Osaka Runner’s Guide
The Osaka Marathon is less than a month away. As runners from around the world begin looking forward to race day, we’ve prepared this brief Osaka Runner’s Guide with tips on where to run, eat, and purchase any last-minute items or forgotten running goods.
Where to Run
1. Osaka Castle Park: One of the most popular places in Osaka to run. The park’s perimeter path is 3.5 km, and the inner path is 3 km. Taking advantage of the many paths that crisscross the park allows for added distance and variety.
2. Yodo River Banks: If you prefer something less crowded with skyline views, running a section of the nearly 50km path along the Yodo River may be your best choice. Most of the course is paved and popular among cyclists and locals out for a stroll. Between the skyline views and people watching, the kilometers will fly by.
3. Nakanoshima Park: One of the most scenic areas in Osaka, the lush greenery and contrasting architectural styles will give you a glimpse of the ways historic and modern ideals shape Osaka.
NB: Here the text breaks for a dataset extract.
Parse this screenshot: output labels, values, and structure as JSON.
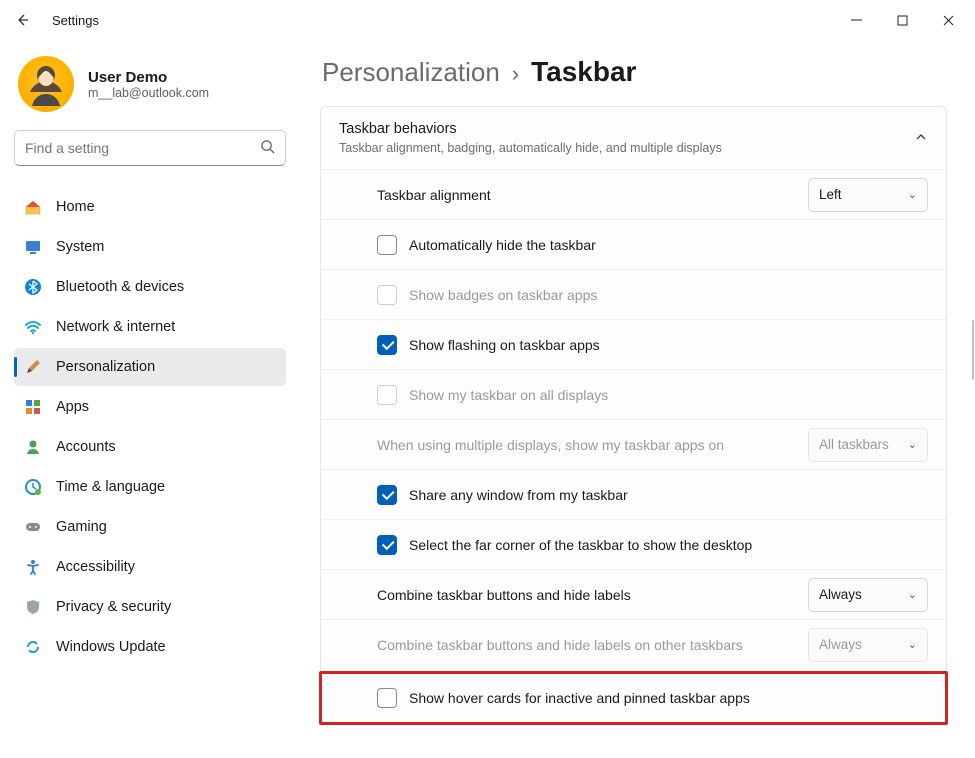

4. Minoo Park Falls Trail: The Takimichi walking trail (a paved path) is about 5 km out and back from Minoo station, following a stream and passing by many shops and temples, including Ryuanji Temple, an important site for Shugendo (ascetic mountain practices) before reaching the 33-meter Mino Water Falls, the park’s main natural attraction. Depending on the time of day, the path may become crowded making it necessary to walk from time to time. Yet, the waterfall at the end is beautiful, and the area around Minoo can be a nice break from the hustle and bustle of central Osaka.
Where to Eat
Osaka has long been known for its food. An old Japanese proverb, translated loosely explains, “People in Kyoto will ruin themselves for fine clothing, while people in Osaka go to ruin on food and drink (Kyoto no kidaore, Osaka no kuidaore 京都の着倒れ、大阪の食い倒れ).” Throughout the city’s long history, the Osaka region has been blessed with food from both land and sea. As such, any guide of where to eat in Osaka inevitably is incomplete, leaving out several choices, and may even lead to animated discussions. Nonetheless, here are a few recommendations runners visiting Osaka may want to try.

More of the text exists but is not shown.